Sorry @LinuxJedi I missed your comment about symlink i the latest version. Let me test the scenario.
Hi @LinuxJedi I refreshed this PR to include additional comment and MTR for copying symlink. Please let me know if there are more concerns. Thanks!
I have made a few adjustments following the code standards (space before "=" sign, curly braces on new line, 80 char max), and rebased to 11.3. Please let me know if I missed anything.
A few lines has 83 chars because it would look very weird if I wrap them just due to 3 letters. Let me know if the 80 char standard is a hard limit.
Thanks fin advance for reviewing.
@PhysicsTing Please rebase one more time and mark discussions as "resolved". I just clicked the button to request re-review from Andrew.
I see 11.4 branch is till the default branch so I kept it, but rebased to latest HEAD.

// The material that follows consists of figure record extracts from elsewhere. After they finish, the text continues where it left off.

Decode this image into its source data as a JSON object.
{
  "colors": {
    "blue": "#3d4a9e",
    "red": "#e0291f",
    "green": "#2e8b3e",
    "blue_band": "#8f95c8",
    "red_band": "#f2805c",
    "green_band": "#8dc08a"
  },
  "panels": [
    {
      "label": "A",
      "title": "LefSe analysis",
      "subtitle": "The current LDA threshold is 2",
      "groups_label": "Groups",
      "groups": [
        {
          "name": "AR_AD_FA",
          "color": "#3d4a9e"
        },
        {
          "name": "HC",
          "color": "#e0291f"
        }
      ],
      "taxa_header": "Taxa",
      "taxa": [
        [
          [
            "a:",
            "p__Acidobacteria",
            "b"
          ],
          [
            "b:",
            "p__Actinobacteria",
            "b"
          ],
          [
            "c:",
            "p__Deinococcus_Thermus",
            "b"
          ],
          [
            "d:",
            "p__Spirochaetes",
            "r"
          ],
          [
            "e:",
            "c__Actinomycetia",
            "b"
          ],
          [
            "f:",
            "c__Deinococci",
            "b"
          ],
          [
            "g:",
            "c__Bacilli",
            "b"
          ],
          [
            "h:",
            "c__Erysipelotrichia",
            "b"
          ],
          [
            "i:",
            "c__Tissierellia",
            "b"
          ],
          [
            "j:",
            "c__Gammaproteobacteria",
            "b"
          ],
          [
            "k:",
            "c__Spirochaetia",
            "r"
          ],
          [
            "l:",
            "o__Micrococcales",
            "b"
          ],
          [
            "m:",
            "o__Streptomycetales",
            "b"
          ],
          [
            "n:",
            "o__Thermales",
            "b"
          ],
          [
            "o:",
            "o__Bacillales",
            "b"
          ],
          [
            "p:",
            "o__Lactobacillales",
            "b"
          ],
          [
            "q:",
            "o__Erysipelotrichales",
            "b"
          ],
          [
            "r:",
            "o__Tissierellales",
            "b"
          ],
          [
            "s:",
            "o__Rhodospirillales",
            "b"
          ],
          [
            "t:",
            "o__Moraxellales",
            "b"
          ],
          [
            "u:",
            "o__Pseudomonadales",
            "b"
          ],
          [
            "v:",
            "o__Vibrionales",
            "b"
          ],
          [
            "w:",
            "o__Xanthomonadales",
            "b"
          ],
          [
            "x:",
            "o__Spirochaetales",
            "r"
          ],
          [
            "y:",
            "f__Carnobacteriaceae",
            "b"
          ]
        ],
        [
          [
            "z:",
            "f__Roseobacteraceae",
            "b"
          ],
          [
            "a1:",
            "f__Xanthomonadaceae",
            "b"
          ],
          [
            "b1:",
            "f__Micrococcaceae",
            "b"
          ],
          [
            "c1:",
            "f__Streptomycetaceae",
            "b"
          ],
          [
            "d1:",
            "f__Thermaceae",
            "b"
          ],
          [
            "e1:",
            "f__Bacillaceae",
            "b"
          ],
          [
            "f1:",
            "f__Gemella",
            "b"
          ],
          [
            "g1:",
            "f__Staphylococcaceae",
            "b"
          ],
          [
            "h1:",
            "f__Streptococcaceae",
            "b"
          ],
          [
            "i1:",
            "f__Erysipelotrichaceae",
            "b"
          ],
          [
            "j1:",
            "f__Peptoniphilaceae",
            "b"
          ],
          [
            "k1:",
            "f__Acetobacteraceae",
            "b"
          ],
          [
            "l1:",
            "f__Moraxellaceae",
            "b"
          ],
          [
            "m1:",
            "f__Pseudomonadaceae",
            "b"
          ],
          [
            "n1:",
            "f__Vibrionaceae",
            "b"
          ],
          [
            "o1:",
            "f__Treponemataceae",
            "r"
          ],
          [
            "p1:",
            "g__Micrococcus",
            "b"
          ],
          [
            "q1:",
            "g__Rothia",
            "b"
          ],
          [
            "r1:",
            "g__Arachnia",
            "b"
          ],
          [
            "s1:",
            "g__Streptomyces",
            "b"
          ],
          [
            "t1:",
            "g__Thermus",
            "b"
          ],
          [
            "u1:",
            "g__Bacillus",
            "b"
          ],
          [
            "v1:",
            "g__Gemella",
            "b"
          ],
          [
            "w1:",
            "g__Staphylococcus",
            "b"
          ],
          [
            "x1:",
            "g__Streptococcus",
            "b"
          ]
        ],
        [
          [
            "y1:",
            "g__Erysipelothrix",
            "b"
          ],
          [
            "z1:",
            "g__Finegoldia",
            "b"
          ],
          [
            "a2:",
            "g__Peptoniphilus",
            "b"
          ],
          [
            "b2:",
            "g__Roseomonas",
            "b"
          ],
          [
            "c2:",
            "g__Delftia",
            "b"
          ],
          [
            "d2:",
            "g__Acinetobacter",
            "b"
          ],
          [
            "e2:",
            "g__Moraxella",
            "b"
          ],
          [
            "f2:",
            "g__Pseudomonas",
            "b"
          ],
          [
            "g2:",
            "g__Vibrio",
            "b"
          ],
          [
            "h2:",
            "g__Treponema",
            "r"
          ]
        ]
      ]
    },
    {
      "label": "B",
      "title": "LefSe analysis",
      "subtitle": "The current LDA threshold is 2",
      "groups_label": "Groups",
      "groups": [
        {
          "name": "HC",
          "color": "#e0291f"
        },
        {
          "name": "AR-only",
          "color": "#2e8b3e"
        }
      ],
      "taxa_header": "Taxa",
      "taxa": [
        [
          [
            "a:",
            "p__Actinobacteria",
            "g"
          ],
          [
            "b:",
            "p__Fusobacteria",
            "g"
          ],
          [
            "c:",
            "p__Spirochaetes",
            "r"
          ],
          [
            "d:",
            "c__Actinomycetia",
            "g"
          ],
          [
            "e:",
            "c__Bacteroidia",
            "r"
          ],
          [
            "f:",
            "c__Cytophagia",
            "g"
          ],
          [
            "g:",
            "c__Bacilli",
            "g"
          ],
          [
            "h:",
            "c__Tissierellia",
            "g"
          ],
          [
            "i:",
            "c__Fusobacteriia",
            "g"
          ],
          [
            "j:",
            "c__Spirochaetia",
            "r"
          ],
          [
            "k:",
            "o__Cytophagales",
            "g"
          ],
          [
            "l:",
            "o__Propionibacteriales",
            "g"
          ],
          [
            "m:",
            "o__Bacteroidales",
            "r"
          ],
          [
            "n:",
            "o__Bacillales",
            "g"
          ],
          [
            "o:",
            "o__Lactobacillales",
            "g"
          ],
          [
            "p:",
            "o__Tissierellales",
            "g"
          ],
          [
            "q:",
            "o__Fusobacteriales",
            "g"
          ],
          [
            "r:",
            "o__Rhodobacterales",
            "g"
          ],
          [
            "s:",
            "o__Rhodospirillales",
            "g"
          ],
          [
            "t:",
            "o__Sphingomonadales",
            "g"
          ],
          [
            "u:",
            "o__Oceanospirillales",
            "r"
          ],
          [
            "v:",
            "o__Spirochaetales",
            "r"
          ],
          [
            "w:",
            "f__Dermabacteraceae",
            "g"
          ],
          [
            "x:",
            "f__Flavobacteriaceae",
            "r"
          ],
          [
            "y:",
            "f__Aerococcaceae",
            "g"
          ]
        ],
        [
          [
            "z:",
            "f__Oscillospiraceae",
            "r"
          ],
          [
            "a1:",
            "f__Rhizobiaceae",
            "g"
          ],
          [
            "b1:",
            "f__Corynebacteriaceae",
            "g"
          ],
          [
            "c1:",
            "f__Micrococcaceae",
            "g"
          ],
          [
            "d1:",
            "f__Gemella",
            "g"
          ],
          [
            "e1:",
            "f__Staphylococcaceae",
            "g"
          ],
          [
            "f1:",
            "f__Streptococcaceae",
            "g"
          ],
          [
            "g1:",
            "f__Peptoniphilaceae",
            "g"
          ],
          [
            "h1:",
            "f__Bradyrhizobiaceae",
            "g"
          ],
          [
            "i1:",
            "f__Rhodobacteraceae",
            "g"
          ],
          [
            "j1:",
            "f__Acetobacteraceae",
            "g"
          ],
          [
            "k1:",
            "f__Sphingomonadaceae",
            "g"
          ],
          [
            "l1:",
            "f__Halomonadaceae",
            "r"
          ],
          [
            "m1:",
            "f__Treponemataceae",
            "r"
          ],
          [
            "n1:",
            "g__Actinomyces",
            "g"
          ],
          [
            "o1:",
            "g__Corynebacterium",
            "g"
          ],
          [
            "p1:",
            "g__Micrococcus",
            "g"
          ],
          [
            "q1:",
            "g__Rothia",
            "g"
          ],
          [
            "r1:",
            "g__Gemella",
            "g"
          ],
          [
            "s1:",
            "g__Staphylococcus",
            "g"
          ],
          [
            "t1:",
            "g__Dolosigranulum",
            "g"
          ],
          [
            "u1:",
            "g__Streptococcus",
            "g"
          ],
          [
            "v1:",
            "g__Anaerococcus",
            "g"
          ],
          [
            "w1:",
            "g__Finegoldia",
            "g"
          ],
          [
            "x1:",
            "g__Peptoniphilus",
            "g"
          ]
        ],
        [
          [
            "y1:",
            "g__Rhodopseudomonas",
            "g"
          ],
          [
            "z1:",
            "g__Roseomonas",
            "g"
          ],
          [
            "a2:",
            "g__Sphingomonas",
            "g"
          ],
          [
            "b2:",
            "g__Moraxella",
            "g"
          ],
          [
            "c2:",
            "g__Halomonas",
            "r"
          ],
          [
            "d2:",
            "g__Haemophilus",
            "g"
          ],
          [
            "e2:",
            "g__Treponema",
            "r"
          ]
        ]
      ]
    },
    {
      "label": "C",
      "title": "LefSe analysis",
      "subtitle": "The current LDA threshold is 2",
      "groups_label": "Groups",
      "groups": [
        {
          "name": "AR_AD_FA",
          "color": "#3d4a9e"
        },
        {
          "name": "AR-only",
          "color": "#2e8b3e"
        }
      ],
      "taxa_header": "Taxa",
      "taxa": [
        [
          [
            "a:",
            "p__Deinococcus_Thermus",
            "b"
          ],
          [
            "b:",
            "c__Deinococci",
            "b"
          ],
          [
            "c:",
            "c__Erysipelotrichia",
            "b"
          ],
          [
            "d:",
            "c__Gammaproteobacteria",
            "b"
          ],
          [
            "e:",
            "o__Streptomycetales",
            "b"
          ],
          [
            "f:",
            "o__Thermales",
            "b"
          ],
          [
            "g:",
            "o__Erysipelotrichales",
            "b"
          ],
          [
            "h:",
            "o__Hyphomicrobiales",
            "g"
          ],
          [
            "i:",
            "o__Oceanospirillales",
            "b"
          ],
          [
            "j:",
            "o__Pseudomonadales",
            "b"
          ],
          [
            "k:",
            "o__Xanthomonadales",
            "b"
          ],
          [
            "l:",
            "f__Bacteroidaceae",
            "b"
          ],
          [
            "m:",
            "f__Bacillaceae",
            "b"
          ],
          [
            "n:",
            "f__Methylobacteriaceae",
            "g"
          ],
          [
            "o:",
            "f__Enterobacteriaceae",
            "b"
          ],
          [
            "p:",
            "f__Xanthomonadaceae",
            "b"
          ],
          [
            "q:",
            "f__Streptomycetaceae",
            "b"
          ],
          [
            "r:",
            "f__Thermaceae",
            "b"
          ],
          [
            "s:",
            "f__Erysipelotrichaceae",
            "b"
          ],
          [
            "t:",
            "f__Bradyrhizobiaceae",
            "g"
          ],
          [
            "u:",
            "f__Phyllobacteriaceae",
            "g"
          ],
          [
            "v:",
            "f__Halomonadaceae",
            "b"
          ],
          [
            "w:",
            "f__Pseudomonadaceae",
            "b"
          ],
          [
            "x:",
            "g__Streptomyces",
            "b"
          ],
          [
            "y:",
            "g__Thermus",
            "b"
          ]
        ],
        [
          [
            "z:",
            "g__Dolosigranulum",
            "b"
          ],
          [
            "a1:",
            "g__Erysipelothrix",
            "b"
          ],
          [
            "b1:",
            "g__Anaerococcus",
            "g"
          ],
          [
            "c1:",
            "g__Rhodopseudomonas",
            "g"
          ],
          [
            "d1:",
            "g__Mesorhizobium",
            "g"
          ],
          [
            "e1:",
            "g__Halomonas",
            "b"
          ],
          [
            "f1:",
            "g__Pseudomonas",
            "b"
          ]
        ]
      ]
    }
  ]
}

Need one more update to use dynstr_append_mem
instead of dynstr_append
. Will push again shortly.
3 failures all passed on re-try
- buildbot/amd64-debian-10-last-N-failed
- buildbot/amd64-debian-11-debug-ps-embedded
- buildbot/amd64-ubuntu-2204-debug-ps
1 failed test case is know to be unstable. I have seen the same error on other PRs
- galera_3nodes.galera_gtid_consistency
Pleas help review and merge if possible. Thanks in advance!